Seketika, ia teringat pada Bora, si murid peringkat satu. Ia ingin Bora mengajarkannya untuk membantunya masuk universitas. Namun, diurungkan niatnya karena ia tahu Bora tidak akan menghiraukan orang sedetik pun saat di sekolah. Orang-orang juga tahu bahwa sepulang sekolah Bora akan memakai waktu emasnya untuk mengahadap buku terus menerus di sebuah tempat les melebihi kualitas Gangga yang tidak seorang pun tahu tempatnya karena dianggap akan snagat mahal.
Sepulang dari tempat kursus itu, ia menuju ke sebuah cafe di dekat tempat lesnya yang bahkan belum pernah ia kunjungi sekalipun walaupun hampir setiap hari untuk sekedar menenangkan pikirannya dan akan memesan makanan bila cacing di perutnya meminta.
Suara lonceng pintu masuk bergetar yang menandakan ada seseorang membukanya. Dikta disambut hangat oleh pelayan di cafe tersebut.
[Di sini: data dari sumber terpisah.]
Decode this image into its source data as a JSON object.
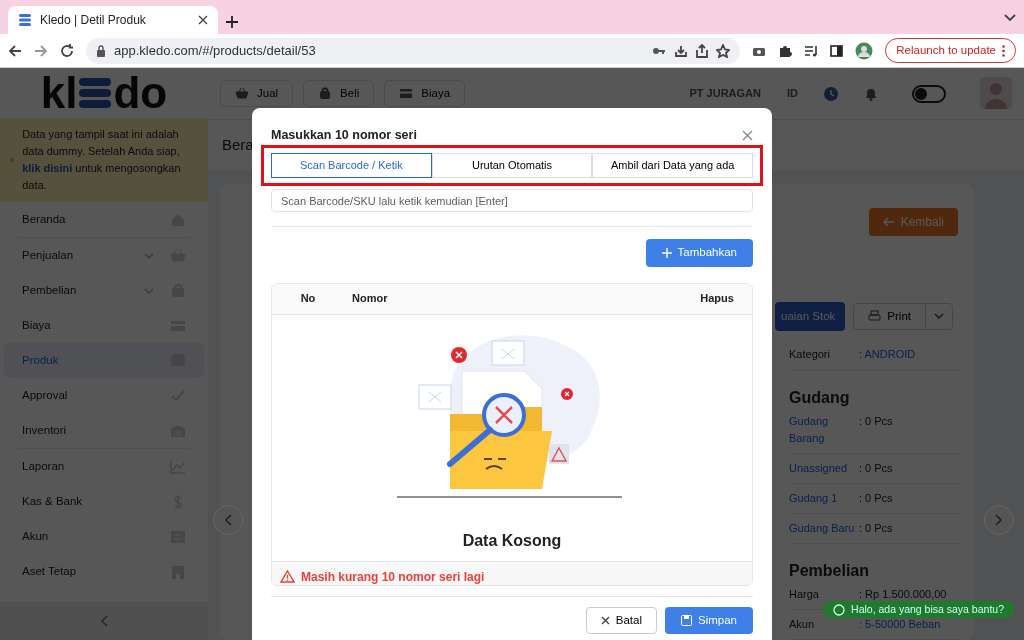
{
  "browser": {
    "tab_title": "Kledo | Detil Produk",
    "url": "app.kledo.com/#/products/detail/53",
    "relaunch": "Relaunch to update"
  },
  "logo": {
    "left": "kl",
    "right": "do"
  },
  "notice": {
    "before": "Data yang tampil saat ini adalah data dummy. Setelah Anda siap,",
    "link": "klik disini",
    "after": "untuk mengosongkan data."
  },
  "sidebar": {
    "groups": [
      [
        {
          "label": "Beranda",
          "expandable": false,
          "selected": false
        }
      ],
      [
        {
          "label": "Penjualan",
          "expandable": true,
          "selected": false
        },
        {
          "label": "Pembelian",
          "expandable": true,
          "selected": false
        },
        {
          "label": "Biaya",
          "expandable": false,
          "selected": false
        },
        {
          "label": "Produk",
          "expandable": false,
          "selected": true
        },
        {
          "label": "Approval",
          "expandable": false,
          "selected": false
        },
        {
          "label": "Inventori",
          "expandable": false,
          "selected": false
        }
      ],
      [
        {
          "label": "Laporan",
          "expandable": false,
          "selected": false
        },
        {
          "label": "Kas & Bank",
          "expandable": false,
          "selected": false
        },
        {
          "label": "Akun",
          "expandable": false,
          "selected": false
        },
        {
          "label": "Aset Tetap",
          "expandable": false,
          "selected": false
        }
      ]
    ]
  },
  "header": {
    "buttons": [
      "Jual",
      "Beli",
      "Biaya"
    ],
    "company": "PT JURAGAN",
    "language": "ID",
    "dark_mode": false
  },
  "breadcrumb": "Bera",
  "page": {
    "back_button": "Kembali",
    "stock_button": "uaian Stok",
    "print_button": "Print",
    "category": {
      "label": "Kategori",
      "value": ": ANDROID"
    },
    "sections": [
      {
        "title": "Gudang",
        "rows": [
          {
            "label": "Gudang Barang",
            "value": ": 0 Pcs"
          },
          {
            "label": "Unassigned",
            "value": ": 0 Pcs"
          },
          {
            "label": "Gudang 1",
            "value": ": 0 Pcs"
          },
          {
            "label": "Gudang Baru",
            "value": ": 0 Pcs"
          }
        ]
      },
      {
        "title": "Pembelian",
        "rows": [
          {
            "label": "Harga",
            "value": ": Rp 1.500.000,00"
          },
          {
            "label": "Akun",
            "value": ": 5-50000 Beban"
          }
        ]
      }
    ]
  },
  "chat": "Halo, ada yang bisa saya bantu?",
  "modal": {
    "title": "Masukkan 10 nomor seri",
    "tabs": [
      {
        "label": "Scan Barcode / Ketik",
        "selected": true
      },
      {
        "label": "Urutan Otomatis",
        "selected": false
      },
      {
        "label": "Ambil dari Data yang ada",
        "selected": false
      }
    ],
    "search": {
      "placeholder": "Scan Barcode/SKU lalu ketik kemudian [Enter]"
    },
    "add_button": "Tambahkan",
    "columns": [
      "No",
      "Nomor",
      "Hapus"
    ],
    "empty": "Data Kosong",
    "warning": "Masih kurang 10 nomor seri lagi",
    "cancel_button": "Batal",
    "save_button": "Simpan"
  }
}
Suara perempuan yang didengar oleh telinganya itu terdengar taka sing baginya.
''Selamat datang di cafe kami, Silahkan langsung memesan di sebelah sini.'' Seorang perempuan dengan serbet coklat kotak-kotak itu menyambutnya. Saat membalikkan badan, ia terkejut, Dikta ikut terkejut.
''Bora?'' ia memastikan bahwa itu memang Bora dengan bertanya dan mengerutkan alis wajahnya menunjukkan kebingungan dan ketidakmenyangkaan bahwa si murid peringkat satu ini bekerja paruh waktu di sebuah cafe dekat tempat lesnya, padahal pikirnya tidak akan ada satu detik pun yang akan ia buang jika bukan untuk belajar.
Bora mengantarkan minuman yang Dikta pesan dan mulai membuka pembicaraan.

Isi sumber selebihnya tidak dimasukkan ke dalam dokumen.